# Imports

In [None]:
from google.colab import drive
drive.mount('/content/drive')

Mounted at /content/drive


In [None]:
import os
import numpy as np
from tensorflow.keras.preprocessing.image import img_to_array, load_img
from tensorflow.keras.applications import InceptionV3
from tensorflow.keras.applications.inception_v3 import preprocess_input
from keras.layers import GlobalAveragePooling2D
from keras.models import Model
from PIL import Image

In [None]:
import random
random.seed(42)

# Feature Extraction

In [None]:
def load_and_preprocess_image(image_path):
    img = load_img(image_path)
    img_array = img_to_array(img) # convert to numpy
    img_array = preprocess_input(img_array) # preprocesses for inceptionv3
    return img_array

In [None]:
inceptionv3_model = InceptionV3(include_top=False, weights='imagenet', input_shape=(299, 299, 3))
for layer in inceptionv3_model.layers:
    layer.trainable = False

pooled_features = GlobalAveragePooling2D()(inceptionv3_model.output)
feature_extraction_model = Model(inputs=inceptionv3_model.input, outputs=pooled_features)

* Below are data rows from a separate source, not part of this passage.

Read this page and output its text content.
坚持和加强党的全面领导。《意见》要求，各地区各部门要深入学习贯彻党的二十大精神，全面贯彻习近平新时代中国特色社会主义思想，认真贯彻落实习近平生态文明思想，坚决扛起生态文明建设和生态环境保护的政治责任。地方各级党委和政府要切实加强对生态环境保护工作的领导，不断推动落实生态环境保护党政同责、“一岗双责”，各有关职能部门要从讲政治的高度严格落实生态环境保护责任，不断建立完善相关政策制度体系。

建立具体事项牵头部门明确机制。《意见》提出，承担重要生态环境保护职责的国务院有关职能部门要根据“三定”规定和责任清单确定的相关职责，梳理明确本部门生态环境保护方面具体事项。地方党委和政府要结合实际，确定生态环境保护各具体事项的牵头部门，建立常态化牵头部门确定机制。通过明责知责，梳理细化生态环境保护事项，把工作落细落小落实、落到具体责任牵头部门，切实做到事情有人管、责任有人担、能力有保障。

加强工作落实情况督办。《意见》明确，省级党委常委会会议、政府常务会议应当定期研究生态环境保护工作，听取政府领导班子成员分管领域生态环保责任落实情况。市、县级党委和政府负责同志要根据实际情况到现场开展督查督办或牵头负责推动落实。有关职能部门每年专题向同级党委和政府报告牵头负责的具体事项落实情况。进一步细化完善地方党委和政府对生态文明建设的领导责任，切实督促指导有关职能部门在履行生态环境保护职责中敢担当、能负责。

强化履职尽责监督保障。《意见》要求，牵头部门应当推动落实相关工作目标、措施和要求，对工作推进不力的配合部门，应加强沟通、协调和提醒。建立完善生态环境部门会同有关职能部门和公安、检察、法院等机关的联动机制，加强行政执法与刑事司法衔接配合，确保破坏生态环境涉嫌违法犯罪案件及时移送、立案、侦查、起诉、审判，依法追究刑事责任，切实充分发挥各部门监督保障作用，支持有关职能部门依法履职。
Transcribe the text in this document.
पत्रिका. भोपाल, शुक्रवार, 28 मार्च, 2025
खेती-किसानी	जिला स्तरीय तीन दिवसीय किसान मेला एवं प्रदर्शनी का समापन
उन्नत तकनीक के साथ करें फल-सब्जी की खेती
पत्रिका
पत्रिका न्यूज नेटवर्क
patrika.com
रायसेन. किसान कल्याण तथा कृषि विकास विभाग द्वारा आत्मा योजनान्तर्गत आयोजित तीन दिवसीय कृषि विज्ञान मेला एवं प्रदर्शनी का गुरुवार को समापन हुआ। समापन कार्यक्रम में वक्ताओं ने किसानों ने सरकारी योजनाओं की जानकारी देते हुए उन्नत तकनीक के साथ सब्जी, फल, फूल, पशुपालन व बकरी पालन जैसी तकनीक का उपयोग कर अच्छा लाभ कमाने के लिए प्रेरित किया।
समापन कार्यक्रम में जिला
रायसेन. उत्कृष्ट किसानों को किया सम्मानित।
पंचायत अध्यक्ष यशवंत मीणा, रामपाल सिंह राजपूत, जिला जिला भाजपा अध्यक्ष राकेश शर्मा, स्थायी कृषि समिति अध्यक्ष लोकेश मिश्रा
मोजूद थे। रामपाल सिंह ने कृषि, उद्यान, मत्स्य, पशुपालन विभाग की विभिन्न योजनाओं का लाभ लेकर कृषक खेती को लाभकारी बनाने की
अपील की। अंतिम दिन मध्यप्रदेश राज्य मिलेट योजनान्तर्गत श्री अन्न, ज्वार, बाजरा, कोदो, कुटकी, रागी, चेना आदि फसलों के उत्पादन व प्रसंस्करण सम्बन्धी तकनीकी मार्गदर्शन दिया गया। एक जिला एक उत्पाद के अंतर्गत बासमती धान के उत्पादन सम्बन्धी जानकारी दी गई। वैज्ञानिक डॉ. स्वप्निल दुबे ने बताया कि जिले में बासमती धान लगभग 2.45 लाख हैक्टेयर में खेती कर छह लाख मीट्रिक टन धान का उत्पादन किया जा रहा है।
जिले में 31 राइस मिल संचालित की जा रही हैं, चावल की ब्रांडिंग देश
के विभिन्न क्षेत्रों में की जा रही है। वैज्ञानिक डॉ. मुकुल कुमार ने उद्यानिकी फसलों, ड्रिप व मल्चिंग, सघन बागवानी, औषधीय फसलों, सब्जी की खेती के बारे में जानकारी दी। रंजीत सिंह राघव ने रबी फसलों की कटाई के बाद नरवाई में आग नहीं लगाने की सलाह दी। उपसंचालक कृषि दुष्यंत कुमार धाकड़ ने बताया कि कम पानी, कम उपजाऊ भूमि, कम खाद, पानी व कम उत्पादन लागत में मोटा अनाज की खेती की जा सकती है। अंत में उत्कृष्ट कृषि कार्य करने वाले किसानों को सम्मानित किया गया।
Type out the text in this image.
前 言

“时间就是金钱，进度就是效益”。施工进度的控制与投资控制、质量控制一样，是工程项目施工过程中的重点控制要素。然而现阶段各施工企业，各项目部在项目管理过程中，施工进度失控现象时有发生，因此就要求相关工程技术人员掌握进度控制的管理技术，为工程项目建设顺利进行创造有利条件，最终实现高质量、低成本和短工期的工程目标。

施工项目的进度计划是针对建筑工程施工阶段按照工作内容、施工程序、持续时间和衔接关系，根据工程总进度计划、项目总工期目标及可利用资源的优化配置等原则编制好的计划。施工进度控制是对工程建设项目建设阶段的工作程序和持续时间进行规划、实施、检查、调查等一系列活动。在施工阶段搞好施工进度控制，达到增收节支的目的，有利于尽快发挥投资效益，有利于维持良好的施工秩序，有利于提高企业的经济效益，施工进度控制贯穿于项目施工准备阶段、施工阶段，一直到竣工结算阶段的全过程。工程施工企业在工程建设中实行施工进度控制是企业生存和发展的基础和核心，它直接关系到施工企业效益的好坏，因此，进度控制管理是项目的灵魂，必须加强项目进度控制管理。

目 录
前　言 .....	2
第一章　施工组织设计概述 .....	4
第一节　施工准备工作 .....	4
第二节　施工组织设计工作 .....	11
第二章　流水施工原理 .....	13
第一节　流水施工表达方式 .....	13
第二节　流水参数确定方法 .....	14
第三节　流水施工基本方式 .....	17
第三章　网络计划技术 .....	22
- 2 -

Downloading data from https://storage.googleapis.com/tensorflow/keras-applications/inception_v3/inception_v3_weights_tf_dim_ordering_tf_kernels_notop.h5


In [None]:
training_dir = r'/content/drive/My Drive/Cropped Stacks Test'
# directory with /6 participants/train or test/50 sentences/sample folders/word folders/png images of stacks

In [None]:
image_paths = []
labels = []
sentence_features = []

participants = os.listdir(training_dir)
participants.sort()
folders = [participant for participant in participants]
for participant in folders:
    train_path = os.path.join(training_dir, participant, 'train') # change to 'test' when needed
    sentence_folders = os.listdir(train_path)
    sentence_folders.sort()
    for sentence_folder in sentence_folders:
        print(sentence_folder)
        sentence_path = os.path.join(train_path, sentence_folder)
        folders = os.listdir(sentence_path)
        folders.sort()
        for folder in folders:
            print(folder)
            folder_path = os.path.join(sentence_path, folder)
            current_sequence = []
            current_labels = []
            folder_paths = os.listdir(folder_path)
            folder_paths.sort()
            for word_folder in folder_paths:
                word_folder_path = os.path.join(folder_path, word_folder)
                words = os.listdir(word_folder_path)
                words.sort()
                for word in words:
                    if word.endswith(".png"):
                        image_path = os.path.join(word_folder_path, word)
                        label = int(os.path.splitext(word)[0])
                        image_array = load_and_preprocess_image(image_path)
                        img_array_batch = np.expand_dims(image_array, axis=0) # have to add batch size so it's (1, 299, 299, 3)
                        #print(img_array_batch)
                        features = feature_extraction_model.predict(img_array_batch)
                        current_sequence.append(features.flatten()) # to make a 1D array
                        current_labels.append(label)
            # pad to be 5 words
            if len(current_sequence) < 5:
              last_FV = current_sequence[-1]
              last_label = current_labels[-1]
              for i in range(5 - len(current_sequence)):
                current_sequence.append(last_FV)
                current_labels.append(last_label)

            sentence_features.append(current_sequence)
            labels.append(current_labels)


In [None]:
np.save(r'/content/drive/My Drive/Model Files/X_test_cropped.npy', np.array(sentence_features))
np.save(r'/content/drive/My Drive/Model Files/y_test_cropped.npy', np.array(labels))